• Marine fauna of sizeable diversity on a person's hand
    MeioMetBar

MeioMetBar

Development of DNA-based metagenomic methodologies for seabed monitoring and aquaculture management

Salmon farms are required to demonstrate that they meet environmental standards underneath and around their fish-cages as part of their SEPA licence conditions. The major part of compliance monitoring is achieved by taking sediment samples from the seabed, along four or five transects (factor: Distance) radiating from the farm, and assessing which sediment-dwelling animals dominate and which have been eliminated. This approach requires considerable taxonomic expertise, is time consuming and, therefore, expensive. Another problem with this approach is that the results take several months to produce preventing active farm management. To address these deficiencies we are developing an alternative monitoring method based on identifying sediment-dwelling organisms (bacteria or eukaryotes) using next generation sequencers (NGS) to identify species via their DNA.

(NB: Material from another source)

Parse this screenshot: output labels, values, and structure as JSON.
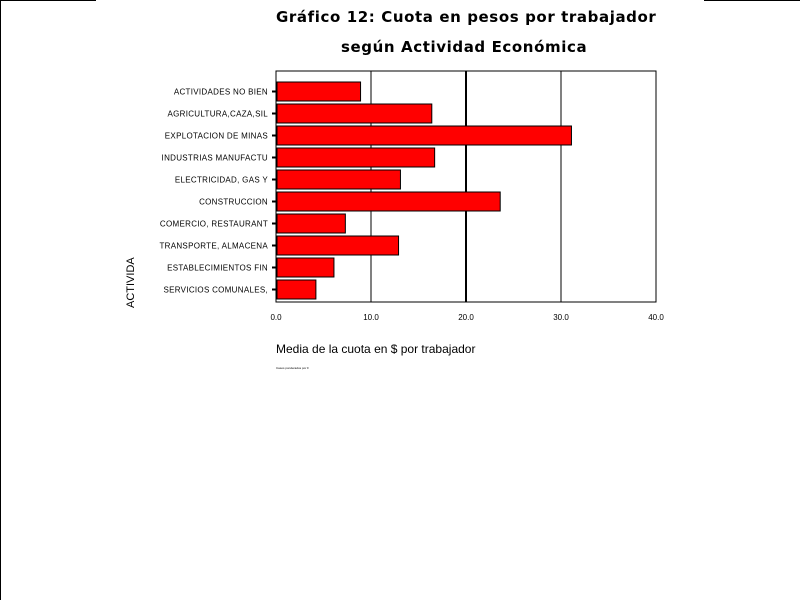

The MeioMetBar project met its two main objectives. Firstly, we demonstrated that bacterial assemblages showed a high level of consistency and repeatability and gave a very high level of discrimination between different Distances (Fig 1). We also showed that bacteria such as Cytophagia, Nitrospira, Bacteriodetes and various sulphate reducers responded very strongly to organic enrichment around fish-farms. Of the eukaryotes, we identified key impact indicators such as Capitella sp and Malacoceros sp via their DNA. 

This collaboration, which maintains and expands existing partnerships, links industry (MOWI, Scotland) and the regulator (SEPA) with academics that specialise in aquaculture management (SAMS) and genomics (The Rivers and Loch Institute). This multi-sector, cross-disciplinary team is uniquely placed to further develop and apply this NGS technology.

Figure 1: MDS plot confirming that samples taken from the same grab are very similar (same coloured dots are closer together) and that Distances are very clearly discriminated on the basis of their NGS bacterial community.

Figure 1: MDS plot confirming that samples taken from the same grab are very similar (same coloured dots are closer together) and that Distances are very clearly discriminated on the basis of their NGS bacterial community.

We are planning further research to determine how NGS-assessed assemblages change over time and at various spatial scales for example between grabs taken at the same place. We are also optimizing machine learning algorithms so that we can best predict animal communities based on NGS data.